Si je faisais partie des privilégiés à qui l’on demande leur top 3 de l’année, je répondrais sans hésiter: la guerre en Ukraine et sa corollaire crise mondiale de l’énergie, l’été caniculaire en Europe et l’extrême sécheresse dans nos contrées autrefois réputées pour leur pluviosité, et enfin la Coupe du monde au Qatar jouée dans huit stades-cimetières climatisés construits sur un désert moins vaste que la Wallonie.
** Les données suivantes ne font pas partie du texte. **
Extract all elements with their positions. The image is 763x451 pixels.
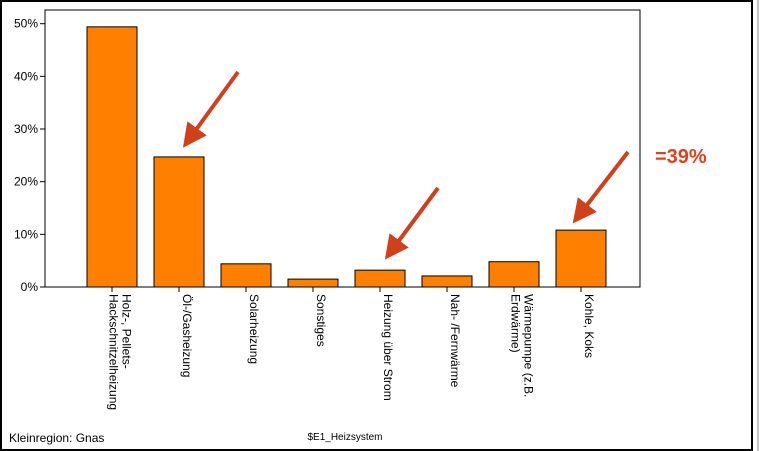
x-tick-label-line: Solarheizung [247,294,261,364]
bar [220,263,272,288]
bar [555,229,607,288]
arrows [182,70,630,260]
x-axis-label: $E1_Heizsystem [307,432,382,443]
x-tick-label-line: Erdwärme) [509,294,523,353]
bar [153,156,205,288]
x-tick-label: Nah- /Fernwärme [448,294,462,388]
arrow [572,150,630,224]
x-tick-label-line: Nah- /Fernwärme [448,294,462,388]
x-tick-label-line: Wärmepumpe (z.B. [522,294,536,397]
x-tick-label-line: Holz-, Pellets- [120,294,134,369]
bar [354,269,406,288]
x-tick-label-line: Heizung über Strom [381,294,395,401]
y-tick-label: 0% [21,280,39,294]
x-tick-label: Öl-/Gasheizung [180,294,194,377]
y-tick-label: 30% [14,122,38,136]
x-tick-label-line: Hackschnitzelheizung [107,294,121,410]
bar [421,275,473,288]
x-tick-label-line: Sonstiges [314,294,328,347]
y-tick-label: 50% [14,17,38,31]
arrow [182,70,240,148]
x-tick-label: Kohle, Koks [582,294,596,358]
x-tick-label: Sonstiges [314,294,328,347]
plot-area [44,9,641,288]
x-tick-label: Heizung über Strom [381,294,395,401]
annotation: =39% [655,146,707,168]
x-tick-label: Wärmepumpe (z.B.Erdwärme) [509,294,536,397]
y-tick-label: 10% [14,227,38,241]
y-tick-label: 40% [14,69,38,83]
bar [287,278,339,288]
x-tick-label-line: Öl-/Gasheizung [180,294,194,377]
y-tick-label: 20% [14,175,38,189]
bar [488,261,540,288]
x-tick-label-line: Kohle, Koks [582,294,596,358]
arrow [384,186,440,260]
x-tick-label: Holz-, Pellets-Hackschnitzelheizung [107,294,134,410]
footnote: Kleinregion: Gnas [9,431,104,445]
bar [86,26,138,288]
x-tick-label: Solarheizung [247,294,261,364]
Nul besoin de vous faire un dessin: si 2021 n’était déjà pas des plus joyeuses, avec la fin de la pandémie et les inondations meurtrières, 2022 augmente encore le niveau d’un cran. N’est-ce d’ailleurs pas inquiétant que chaque année semble pire que la précédente? Vous me direz peut-être qu’on s’habitue au pire, certes, mais il faudrait quand même que l’escalade s’arrête un jour, sinon la chute risque d’être brutale.

Comme dirait mon tonton, entre une gorgée de crémant et une saucisse Zwan: «L’avenir, c’est bien, mais il ne faudrait pas non plus qu’il nous fasse oublier l’ici et maintenant.» An de grâce 2022, dernière ligne droite avant la fin. Et qui dit «fin» ne dit pas toujours «fin du monde» mais parfois tout simplement «fin d’année». Comme chaque année depuis que les jours, les semaines et les mois existent, l’humanité s’apprête à fêter dans la plus pure tradition la naissance d’un fils à papa chevelu dont personne ne sait s’il est né en 0 ou en -6 avant l’année de sa propre naissance. Vu l’approximation de cette histoire, j’ai du mal à croire qu’il soit justement né le soir de Noël, et je me dis que ça ferait quand même beaucoup de coïncidences pour un seul homme.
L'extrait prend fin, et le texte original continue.